The proposed Cortland Community Early Learning Center (CCELC), which would bring the number of children served by childcare programs back to the levels seen prior to 2020, will “no longer be pursued,” local officials said Wednesday as they alleged inflated construction costs.
The CCELC, which was approved by members of the Common Council late last year, would consolidate early childhood education services provided by the YWCA and the Cortland County Community Action Program (CAPCO) under one roof at the former Alton B. Parker Elementary School building.
Both organizations provided early childhood services to 99 children as old as five prior to the COVID-19 pandemic. Due to financial strain and COVID-19 health and safety regulations, that number is now down to 40.
More information on the project can be seen here.
The city, alongside CAPCO and the YWCA, issued a press release Wednesday announcing the project is no longer active. Members of all three organizations noted that escalating costs of renovations for the building have made the project “a questionable investment of taxpayers’ dollars.”
“It is the building, not the vision, that is at issue here,” City mayor Scott Steve said in the release. “I — as well as the Common Council — are, and will continue to be, strong advocates for promoting and fostering accessible childcare opportunities. We stand committed to exploring all options for our families who are the lifeblood of our community.”
According to former city mayor Brian Tobin, the building’s renovation project has been broken down into five phases and would have a price tag of $3.5 million based on an assessment conducted by an architect in 2020. The former mayor admitted in the past that the total price tag could be higher based on a rise in material costs.
The press release noted projected costs have jumped to $5.6 million, “combined with a separate 65 percent increase in anticipated move-in costs alone.” This, the release states, made the project “fiscally untenable.”
“Unfortunately, the COVID-19 pandemic introduced new and immense stresses not only for this project but also generally for agencies such as the YWCA and CAPCO,” YWCA executive director Kelly Tobin said in a press release. “Inflationary pressures, more people choosing to work from home, parents making different childcare decisions, and the struggle to maintain adequate childcare staffing all contributed to creating an insurmountable challenge for us in maintaining our involvement in the Parker School Project.”
The city had created a committee to oversee the project’s track, but that will be put on hold until there are new alternatives to the now-defunct Parker School project. In statements made to The Cortland Voice, councilperson Troy Beckwith (D-7th Ward) — who is also a member of the Parker School Ad Hoc Planning Committee — said that while there is a need for childcare, a lot of families are also turning to other methods of supervision.

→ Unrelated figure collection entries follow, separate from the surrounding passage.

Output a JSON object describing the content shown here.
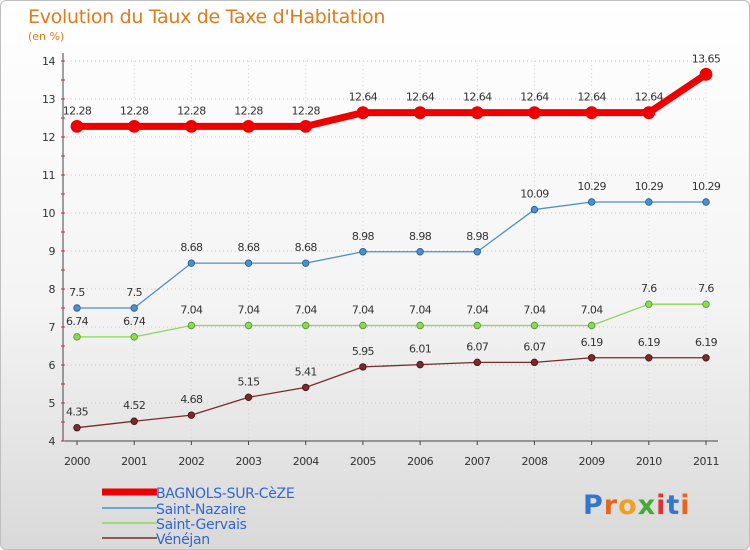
{
  "title": "Evolution du Taux de Taxe d'Habitation",
  "subtitle": "(en %)",
  "logo": "Proxiti",
  "chart_data": {
    "type": "line",
    "title": "Evolution du Taux de Taxe d'Habitation",
    "ylabel": "(en %)",
    "xlabel": "",
    "x": [
      "2000",
      "2001",
      "2002",
      "2003",
      "2004",
      "2005",
      "2006",
      "2007",
      "2008",
      "2009",
      "2010",
      "2011"
    ],
    "ylim": [
      4,
      14
    ],
    "yticks": [
      4,
      5,
      6,
      7,
      8,
      9,
      10,
      11,
      12,
      13,
      14
    ],
    "legend_position": "bottom-left",
    "series": [
      {
        "name": "BAGNOLS-SUR-CèZE",
        "color": "#ee0000",
        "values": [
          12.28,
          12.28,
          12.28,
          12.28,
          12.28,
          12.64,
          12.64,
          12.64,
          12.64,
          12.64,
          12.64,
          13.65
        ],
        "labels": [
          "12.28",
          "12.28",
          "12.28",
          "12.28",
          "12.28",
          "12.64",
          "12.64",
          "12.64",
          "12.64",
          "12.64",
          "12.64",
          "13.65"
        ]
      },
      {
        "name": "Saint-Nazaire",
        "color": "#4d8fcc",
        "values": [
          7.5,
          7.5,
          8.68,
          8.68,
          8.68,
          8.98,
          8.98,
          8.98,
          10.09,
          10.29,
          10.29,
          10.29
        ],
        "labels": [
          "7.5",
          "7.5",
          "8.68",
          "8.68",
          "8.68",
          "8.98",
          "8.98",
          "8.98",
          "10.09",
          "10.29",
          "10.29",
          "10.29"
        ]
      },
      {
        "name": "Saint-Gervais",
        "color": "#8fd65a",
        "values": [
          6.74,
          6.74,
          7.04,
          7.04,
          7.04,
          7.04,
          7.04,
          7.04,
          7.04,
          7.04,
          7.6,
          7.6
        ],
        "labels": [
          "6.74",
          "6.74",
          "7.04",
          "7.04",
          "7.04",
          "7.04",
          "7.04",
          "7.04",
          "7.04",
          "7.04",
          "7.6",
          "7.6"
        ]
      },
      {
        "name": "Vénéjan",
        "color": "#7a2a2a",
        "values": [
          4.35,
          4.52,
          4.68,
          5.15,
          5.41,
          5.95,
          6.01,
          6.07,
          6.07,
          6.19,
          6.19,
          6.19
        ],
        "labels": [
          "4.35",
          "4.52",
          "4.68",
          "5.15",
          "5.41",
          "5.95",
          "6.01",
          "6.07",
          "6.07",
          "6.19",
          "6.19",
          "6.19"
        ]
      }
    ]
  }
}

“The biggest thing with childcare is that there is a high demand for childcare,” he said. “But a lot of the agencies are having a hard time right now staffing and there are also a lot of people that are still working from home. The actual enrollment for childcare is down because there’s a lot of people working from home now.”
Beckwith said the door is not closed on future childcare solutions.
“I do know that the YWCA and CAPCO are still hoping to do something, whether it be at Parker School or a different location, but they’re keeping all their options open at this point,” he said. “If they can come up with some more grant money to make this project feasible, the city will still look at options with them.”
Former mayor Tobin the city had close to $2 million in their coffers for work on the building,
Former assemblywoman Barbara Lifton secured $1.1 million of those funds. The city also received $200,000 from a grant from the Central New York Regional Economic Development Council and a $500,000 grant from the New York State Empire State Development agency.
Beckwith noted he did not know what would happen to those funds, but that none of them had been used on the project up to this point.
Additionally, the council also approved a resolution last October that would allow the city to put use up to $180,000 from the city’s allocation of American Rescue Plan Act federal funds to request proposals from architects to assess what it would cost for the project to move forward.
The Cortland County Legislature also allocated $200,000 in federal funds from the county’s $9.2 million American Rescue Plan pile. Beckwith said county officials told city leaders they do not have to return the ARP money. He added he is not sure what will happen to the remainder of the grant funding that was made available for the project.
A report for the New York Senate prepared by the Office of Senator Jabari Brisport, a New York City Democrat, and the Alliance for Quality Education, found that childcare is too expensive for the average family in the state. In the report, officials state providers are unable to pay adequate salaries to staff. They also cite a lack of proper workforce, unaddressed social inequalities, a lack of physical spaces for childcare programs, a lack of transportation and access, and a bureaucratic bloat that plagues most public assistance programs in the United States.
The report found that in the state, childcare for an infant or toddler could cost a family over $2,600 a month or $21,000 annually.
“Despite the volatility of the past 2 years, there is still a significant need for affordable childcare,”
Greg Richards, CAPCO Executive Director, said in a press release. “The state’s temporary pandemic relief was helpful for the immediate and short-term needs but this community, like many others in central New York, are looking to the state for more sustainable, longer-term solutions.”